Flask-SQLAlchemy Patterns — Deep Dive
Custom base model
Flask-SQLAlchemy 3.x lets you define a custom base class with shared columns and methods:
from flask_sqlalchemy import SQLAlchemy
from sqlalchemy.orm import DeclarativeBase, Mapped, mapped_column
from datetime import datetime, timezone
class Base(DeclarativeBase):
pass
class TimestampMixin:
created_at: Mapped[datetime] = mapped_column(
default=lambda: datetime.now(timezone.utc)
)
updated_at: Mapped[datetime] = mapped_column(
default=lambda: datetime.now(timezone.utc),
onupdate=lambda: datetime.now(timezone.utc)
)
db = SQLAlchemy(model_class=Base)
class User(TimestampMixin, db.Model):
__tablename__ = 'users'
id: Mapped[int] = mapped_column(primary_key=True)
email: Mapped[str] = mapped_column(unique=True, index=True)
The mixin approach adds created_at and updated_at to every model without repetition. The mapped_column with Mapped type hints is SQLAlchemy 2.0’s declarative style — it replaces the older Column() syntax and provides better IDE support and type checking.
Session lifecycle under the hood
Flask-SQLAlchemy’s db.session is a scoped session. Here’s the full lifecycle:
Request arrives
→ Flask pushes app context
→ Flask-SQLAlchemy creates session (bound to context)
→ View function runs, using db.session
→ View returns response
→ Flask tears down app context
→ Flask-SQLAlchemy calls session.remove()
→ If uncommitted changes: they're discarded (not committed)
→ Connection returned to pool
The session.remove() during teardown is critical. It:
- Rolls back any uncommitted transaction
- Closes the underlying connection
- Returns the connection to the pool
- Resets the scoped session so the next request gets a fresh one
If you forget to commit, changes silently disappear.
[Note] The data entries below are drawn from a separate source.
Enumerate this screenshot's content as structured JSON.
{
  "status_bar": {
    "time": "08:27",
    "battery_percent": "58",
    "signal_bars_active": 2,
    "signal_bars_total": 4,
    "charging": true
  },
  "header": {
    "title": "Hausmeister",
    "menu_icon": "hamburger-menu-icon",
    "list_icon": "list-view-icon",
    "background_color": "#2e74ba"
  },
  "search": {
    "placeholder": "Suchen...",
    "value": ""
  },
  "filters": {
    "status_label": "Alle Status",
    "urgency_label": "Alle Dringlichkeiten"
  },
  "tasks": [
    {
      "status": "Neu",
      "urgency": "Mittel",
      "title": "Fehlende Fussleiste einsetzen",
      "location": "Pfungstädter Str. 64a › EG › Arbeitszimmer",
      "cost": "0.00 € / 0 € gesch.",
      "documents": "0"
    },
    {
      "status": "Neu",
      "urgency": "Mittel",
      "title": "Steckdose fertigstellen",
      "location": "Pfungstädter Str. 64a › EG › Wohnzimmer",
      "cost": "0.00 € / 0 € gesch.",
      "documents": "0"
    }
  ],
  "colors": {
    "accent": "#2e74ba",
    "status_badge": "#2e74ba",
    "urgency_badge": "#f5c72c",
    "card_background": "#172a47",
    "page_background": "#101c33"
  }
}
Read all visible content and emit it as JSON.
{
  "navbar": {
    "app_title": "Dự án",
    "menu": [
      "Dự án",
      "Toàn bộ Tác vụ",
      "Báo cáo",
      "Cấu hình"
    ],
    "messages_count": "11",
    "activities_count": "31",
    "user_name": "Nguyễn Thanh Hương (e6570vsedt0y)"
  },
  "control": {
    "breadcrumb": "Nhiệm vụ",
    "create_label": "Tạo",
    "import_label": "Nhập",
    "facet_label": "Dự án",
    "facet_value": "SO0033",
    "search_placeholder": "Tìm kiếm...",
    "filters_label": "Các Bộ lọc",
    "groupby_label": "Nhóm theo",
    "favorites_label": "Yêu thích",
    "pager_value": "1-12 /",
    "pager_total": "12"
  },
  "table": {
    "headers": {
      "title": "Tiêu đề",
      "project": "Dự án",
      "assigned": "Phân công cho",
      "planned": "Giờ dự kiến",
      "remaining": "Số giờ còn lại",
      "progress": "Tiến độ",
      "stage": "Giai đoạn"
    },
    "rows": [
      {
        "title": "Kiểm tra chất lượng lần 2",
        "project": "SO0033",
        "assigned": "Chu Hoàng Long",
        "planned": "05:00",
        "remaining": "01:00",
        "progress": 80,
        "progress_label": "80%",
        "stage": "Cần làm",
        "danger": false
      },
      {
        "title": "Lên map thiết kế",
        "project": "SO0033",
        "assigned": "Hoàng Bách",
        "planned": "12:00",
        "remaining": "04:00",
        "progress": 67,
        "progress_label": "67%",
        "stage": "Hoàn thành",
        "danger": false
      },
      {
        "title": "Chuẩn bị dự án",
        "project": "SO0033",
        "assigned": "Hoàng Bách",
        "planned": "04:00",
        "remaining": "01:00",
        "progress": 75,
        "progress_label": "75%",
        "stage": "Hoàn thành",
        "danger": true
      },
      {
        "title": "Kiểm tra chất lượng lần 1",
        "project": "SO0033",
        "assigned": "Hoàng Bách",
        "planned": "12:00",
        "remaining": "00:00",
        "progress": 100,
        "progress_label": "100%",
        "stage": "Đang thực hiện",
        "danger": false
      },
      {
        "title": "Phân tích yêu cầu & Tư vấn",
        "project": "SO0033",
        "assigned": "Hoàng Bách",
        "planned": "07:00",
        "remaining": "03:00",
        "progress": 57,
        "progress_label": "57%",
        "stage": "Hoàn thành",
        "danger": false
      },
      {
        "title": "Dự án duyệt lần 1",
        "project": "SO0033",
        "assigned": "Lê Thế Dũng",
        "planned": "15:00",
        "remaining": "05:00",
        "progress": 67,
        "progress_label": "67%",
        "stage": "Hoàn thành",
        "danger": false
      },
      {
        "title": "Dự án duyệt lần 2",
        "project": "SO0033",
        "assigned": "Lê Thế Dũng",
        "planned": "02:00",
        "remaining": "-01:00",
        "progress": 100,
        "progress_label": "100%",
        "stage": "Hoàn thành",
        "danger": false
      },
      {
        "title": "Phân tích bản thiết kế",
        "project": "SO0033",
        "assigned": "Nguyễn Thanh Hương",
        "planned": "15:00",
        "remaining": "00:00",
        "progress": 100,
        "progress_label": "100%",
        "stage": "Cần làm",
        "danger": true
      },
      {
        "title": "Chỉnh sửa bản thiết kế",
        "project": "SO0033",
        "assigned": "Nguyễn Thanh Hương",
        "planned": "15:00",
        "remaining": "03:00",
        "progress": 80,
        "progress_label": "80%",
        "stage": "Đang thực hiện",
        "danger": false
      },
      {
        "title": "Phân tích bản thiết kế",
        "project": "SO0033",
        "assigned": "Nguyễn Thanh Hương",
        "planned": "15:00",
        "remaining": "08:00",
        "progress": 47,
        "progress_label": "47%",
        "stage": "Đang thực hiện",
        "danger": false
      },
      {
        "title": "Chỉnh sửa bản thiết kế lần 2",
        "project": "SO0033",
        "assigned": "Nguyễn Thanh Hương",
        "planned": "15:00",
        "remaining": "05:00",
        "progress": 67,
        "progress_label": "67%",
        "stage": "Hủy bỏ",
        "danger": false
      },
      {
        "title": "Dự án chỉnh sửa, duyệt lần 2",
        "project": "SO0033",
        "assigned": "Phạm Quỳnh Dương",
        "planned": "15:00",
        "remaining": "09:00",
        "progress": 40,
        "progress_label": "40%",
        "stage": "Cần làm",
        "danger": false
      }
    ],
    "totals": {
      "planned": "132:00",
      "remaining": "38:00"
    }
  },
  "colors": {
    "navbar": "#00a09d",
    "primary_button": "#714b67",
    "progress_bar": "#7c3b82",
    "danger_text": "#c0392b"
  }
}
This catches beginners who expect auto-commit behavior.
Connection pooling configuration
SQLAlchemy maintains a connection pool per engine. Flask-SQLAlchemy exposes pool settings through config:
app.config.update(
SQLALCHEMY_ENGINE_OPTIONS={
'pool_size': 10, # Permanent connections
'max_overflow': 20, # Temporary burst connections
'pool_timeout': 30, # Wait time for available connection
'pool_recycle': 1800, # Recycle connections after 30 min
'pool_pre_ping': True, # Verify connection before use
}
)
pool_pre_ping is essential for production. Without it, stale connections (killed by database timeout or network issues) cause OperationalError on the first query after idle periods. The pre-ping issues a lightweight SELECT 1 before handing out a connection.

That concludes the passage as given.